Trino Márquez Jue Abr 04, 2013
@trinomarquezc
Nicolás Maduro desarrolla su campaña
como si se tratase de que los venezolanos fuésemos a elegir el 14 de abril al
sucesor del fundador de una secta religiosa, fallecido. Invoca a Hugo Chávez de
forma ritual. Se declara su hijo, su elegido, su encarnación. Sugiere que fue
tocado por el dedo divino del santo protector. Oye mensajes de ultratumba.

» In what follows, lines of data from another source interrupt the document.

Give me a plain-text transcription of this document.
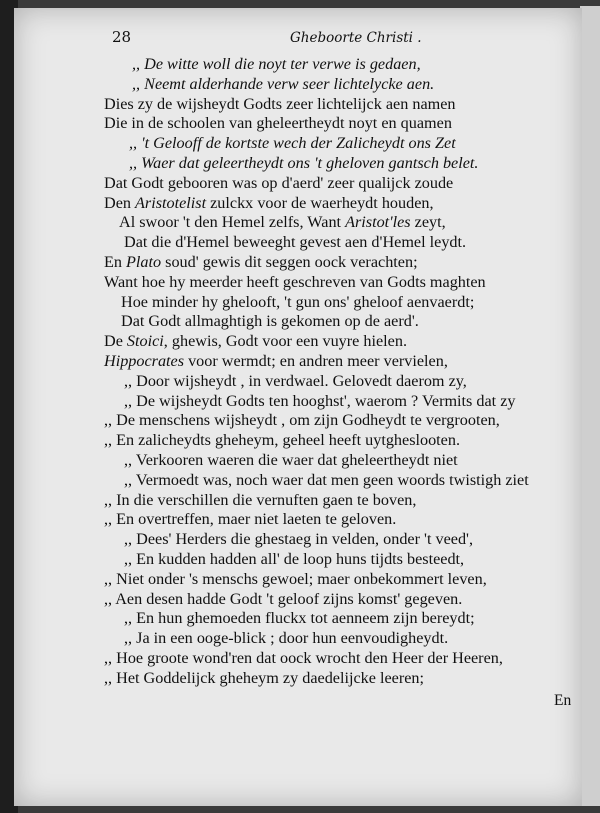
28	Gheboorte Christi .
,, De witte woll die noyt ter verwe is gedaen,
,, Neemt alderhande verw seer lichtelycke aen.
Dies zy de wijsheydt Godts zeer lichtelijck aen namen
Die in de schoolen van gheleertheydt noyt en quamen
,, 't Gelooff de kortste wech der Zalicheydt ons Zet
,, Waer dat geleertheydt ons 't gheloven gantsch belet.
Dat Godt gebooren was op d'aerd' zeer qualijck zoude
Den Aristotelist zulckx voor de waerheydt houden,
Al swoor 't den Hemel zelfs, Want Aristot'les zeyt,
Dat die d'Hemel beweeght gevest aen d'Hemel leydt.
En Plato soud' gewis dit seggen oock verachten;
Want hoe hy meerder heeft geschreven van Godts maghten
Hoe minder hy ghelooft, 't gun ons' gheloof aenvaerdt;
Dat Godt allmaghtigh is gekomen op de aerd'.
De Stoici, ghewis, Godt voor een vuyre hielen.
Hippocrates voor wermdt; en andren meer vervielen,
,, Door wijsheydt , in verdwael. Gelovedt daerom zy,
,, De wijsheydt Godts ten hooghst', waerom ? Vermits dat zy
,, De menschens wijsheydt , om zijn Godheydt te vergrooten,
,, En zalicheydts gheheym, geheel heeft uytgheslooten.
,, Verkooren waeren die waer dat gheleertheydt niet
,, Vermoedt was, noch waer dat men geen woords twistigh ziet
,, In die verschillen die vernuften gaen te boven,
,, En overtreffen, maer niet laeten te geloven.
,, Dees' Herders die ghestaeg in velden, onder 't veed',
,, En kudden hadden all' de loop huns tijdts besteedt,
,, Niet onder 's menschs gewoel; maer onbekommert leven,
,, Aen desen hadde Godt 't geloof zijns komst' gegeven.
,, En hun ghemoeden fluckx tot aenneem zijn bereydt;
,, Ja in een ooge-blick ; door hun eenvoudigheydt.
,, Hoe groote wond'ren dat oock wrocht den Heer der Heeren,
,, Het Goddelijck gheheym zy daedelijcke leeren;
En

Habla con pajaritos en sus sueños extraviados. El chavismo se transformó en un
grupo confesional, similar a los milenaristas de la Edad Media, necesitado de
un pastor que continúe la obra evangelizadora de su creador. Maduro no se
postula para ser el Presidente de una República secular, sino el monaguillo de
una religión civil. Perdió el sentido de lo que significa ser el Jefe de Estado
de una nación laica.
Lo más parecido que conozco en la historia reciente a semejante aberración es el proceso de Corea del Norte, donde Kim Il Sung inventó el Pensamiento Juche (una supuesta adaptación del marxismo a las condiciones particulares de ese país) y, con ella, fundó una dinastía cuyos sucesores han sido Kim Jon-Il y Kim Jon-Un, su hijo y nieto, respectivamente. A la muerte de Sung, este fue nombrado Presidente Eterno por el Partido Comunista. A sus sucesores solo les corresponde ejecutar las directrices inmutables y perennes establecidas por el jefe supremo. No hay margen para la innovación, la creatividad, la diferencia. En el poder su reproducen los clones del patriarca.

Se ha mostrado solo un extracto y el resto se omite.